I’m starting to become ill, but it is my hope that, whether it is a passing illness or something worse, it too can be used for God’s glory.

February 4, 2003

Subject: That which is worth dying for.

Dear Friends,

A lot has been happening in my life that many of you won’t understand right away, but I pray that someday you will. If you had asked me to write this 3 days ago, I would have been too afraid. The spirit which speaks through me is not a spirit of timidity. It’s a power stronger than any nuclear weapon and deeper than our minds can imagine. It penetrates people’s hearts in ways that we cannot understand, even and always speaking in love and gentleness…

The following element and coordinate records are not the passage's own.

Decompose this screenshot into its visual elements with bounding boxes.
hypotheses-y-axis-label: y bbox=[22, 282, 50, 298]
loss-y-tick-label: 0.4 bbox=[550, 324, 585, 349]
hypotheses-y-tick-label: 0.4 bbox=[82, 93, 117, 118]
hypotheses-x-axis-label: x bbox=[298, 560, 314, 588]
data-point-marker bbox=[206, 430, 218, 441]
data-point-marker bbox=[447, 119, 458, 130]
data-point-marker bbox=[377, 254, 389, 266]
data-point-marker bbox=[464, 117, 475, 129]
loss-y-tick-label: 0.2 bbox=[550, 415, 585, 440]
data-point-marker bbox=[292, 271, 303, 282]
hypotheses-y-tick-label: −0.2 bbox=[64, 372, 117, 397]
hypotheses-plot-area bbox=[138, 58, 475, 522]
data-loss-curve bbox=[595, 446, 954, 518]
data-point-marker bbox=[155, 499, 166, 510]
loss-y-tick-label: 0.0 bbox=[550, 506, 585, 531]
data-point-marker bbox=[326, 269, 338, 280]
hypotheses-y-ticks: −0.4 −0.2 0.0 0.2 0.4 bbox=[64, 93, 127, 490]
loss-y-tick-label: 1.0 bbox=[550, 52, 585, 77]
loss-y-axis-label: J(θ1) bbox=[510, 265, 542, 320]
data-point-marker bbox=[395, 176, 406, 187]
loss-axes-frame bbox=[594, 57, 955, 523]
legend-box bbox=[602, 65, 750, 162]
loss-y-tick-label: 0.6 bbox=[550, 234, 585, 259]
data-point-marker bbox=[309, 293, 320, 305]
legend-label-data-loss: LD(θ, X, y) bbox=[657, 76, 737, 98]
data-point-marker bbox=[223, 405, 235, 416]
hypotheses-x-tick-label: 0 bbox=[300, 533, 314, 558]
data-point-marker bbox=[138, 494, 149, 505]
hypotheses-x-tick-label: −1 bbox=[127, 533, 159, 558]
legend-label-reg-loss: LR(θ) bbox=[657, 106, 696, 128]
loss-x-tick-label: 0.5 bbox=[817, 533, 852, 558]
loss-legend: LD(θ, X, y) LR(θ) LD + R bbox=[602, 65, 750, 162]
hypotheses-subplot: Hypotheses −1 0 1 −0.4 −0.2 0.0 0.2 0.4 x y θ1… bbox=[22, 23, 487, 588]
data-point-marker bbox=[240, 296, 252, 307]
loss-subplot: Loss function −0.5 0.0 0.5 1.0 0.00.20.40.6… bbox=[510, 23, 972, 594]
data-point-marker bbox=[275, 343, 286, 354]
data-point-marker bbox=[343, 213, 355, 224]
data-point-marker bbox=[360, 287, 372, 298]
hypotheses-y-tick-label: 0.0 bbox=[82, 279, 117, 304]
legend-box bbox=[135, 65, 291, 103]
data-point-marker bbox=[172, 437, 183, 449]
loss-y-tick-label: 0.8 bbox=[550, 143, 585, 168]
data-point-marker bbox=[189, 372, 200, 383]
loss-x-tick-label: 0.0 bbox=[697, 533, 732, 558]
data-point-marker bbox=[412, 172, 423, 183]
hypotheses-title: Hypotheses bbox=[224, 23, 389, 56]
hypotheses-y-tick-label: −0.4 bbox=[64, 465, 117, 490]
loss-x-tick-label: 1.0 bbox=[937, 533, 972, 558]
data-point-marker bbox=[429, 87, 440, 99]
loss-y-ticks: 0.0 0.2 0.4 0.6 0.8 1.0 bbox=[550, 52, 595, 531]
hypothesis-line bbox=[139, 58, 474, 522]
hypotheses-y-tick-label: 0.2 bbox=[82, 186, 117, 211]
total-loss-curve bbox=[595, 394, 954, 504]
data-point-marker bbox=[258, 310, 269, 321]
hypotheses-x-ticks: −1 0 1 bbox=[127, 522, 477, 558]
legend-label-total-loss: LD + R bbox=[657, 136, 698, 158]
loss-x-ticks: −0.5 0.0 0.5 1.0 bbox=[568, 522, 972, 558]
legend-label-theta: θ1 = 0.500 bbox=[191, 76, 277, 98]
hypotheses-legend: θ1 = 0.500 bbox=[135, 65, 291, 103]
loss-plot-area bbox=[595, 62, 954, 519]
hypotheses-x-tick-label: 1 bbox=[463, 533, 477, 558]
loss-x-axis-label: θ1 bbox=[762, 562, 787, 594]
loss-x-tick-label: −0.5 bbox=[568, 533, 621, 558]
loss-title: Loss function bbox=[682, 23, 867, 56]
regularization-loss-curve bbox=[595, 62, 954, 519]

…What I wrote you is not normal. People do not automatically put all their emotions and thoughts on the line so that the world can see them…

…I’m not here to start a church or to tell you to go to mine. I’m also not telling you that this is an easy choice. In my life I will be called names and laughed at. I may be beaten for what I believe, thrown in jail for not being silent, tortured, or killed. But this does not matter to me anymore. The same God that gave others strength to endure as given me the same strength….

I wrote my final journal entry from Montpellier a day later. By February 6, 2003, I’d been admitted in the psychiatric hospital.

In the haste of my final day in Montpellier, I tossed my passport into the river, symbolically shedding my nationality and becoming a citizen of God’s kingdom. I tried to enter the church to be re-baptized before I left, but the doors were locked. Fearful of being caught and forced to stay, or worse, to be sent back to the US, I tossed my cell phone into a vacant lot. I went back to the apartment one last time, packed a small backpack with changes of underwear, some perfume, an extra shirt, some water, an apple, and, most notably, a Bible. For a brief moment as I took my last descent down the apartment stairwell, I thought of saying goodbye to my neighbor who was playing guitar and singing. But decided against it thinking he would only try and stop me.

The journey from Montpellier to my final destination in Thuir, France (near Perpignan), is its own story. It involves walking, hitching a ride, and ultimately being discovered by the border police near Spain. It was traumatic but could have been far worse.

My first two days at the psychiatric hospital I discovered there was little to do but wait. So I wrote two letters to my “Brothers and Sisters in Christ” as if I were on equal footing as Paul of Tarsus,  the first Christian missionary and author of most of the New Testament. But anyone who’s been raised in the Christian faith can see how theologically unsound the writing is, not to mention my fractured sentences. I was almost thoroughly convinced the apocalypse was at hand, the anti-Christ lived in the United States, and my parents had immigrated to England. I thought I was being held in the hospital by the “enemy” and, after refusing my first dose of medicine, I was quite certain the forced injection I later received was a lethal injection and waited patiently through the night for God to take me “home” to “heaven.”

The medicine I was given was a strong anti-psychotic that quickly took the edge off my manic episode and, although, it still took me a significant amount of time to accept my diagnosis of bipolar disorder, it is now abundantly apparent to me that I have, without a doubt, suffered from full-blown mania.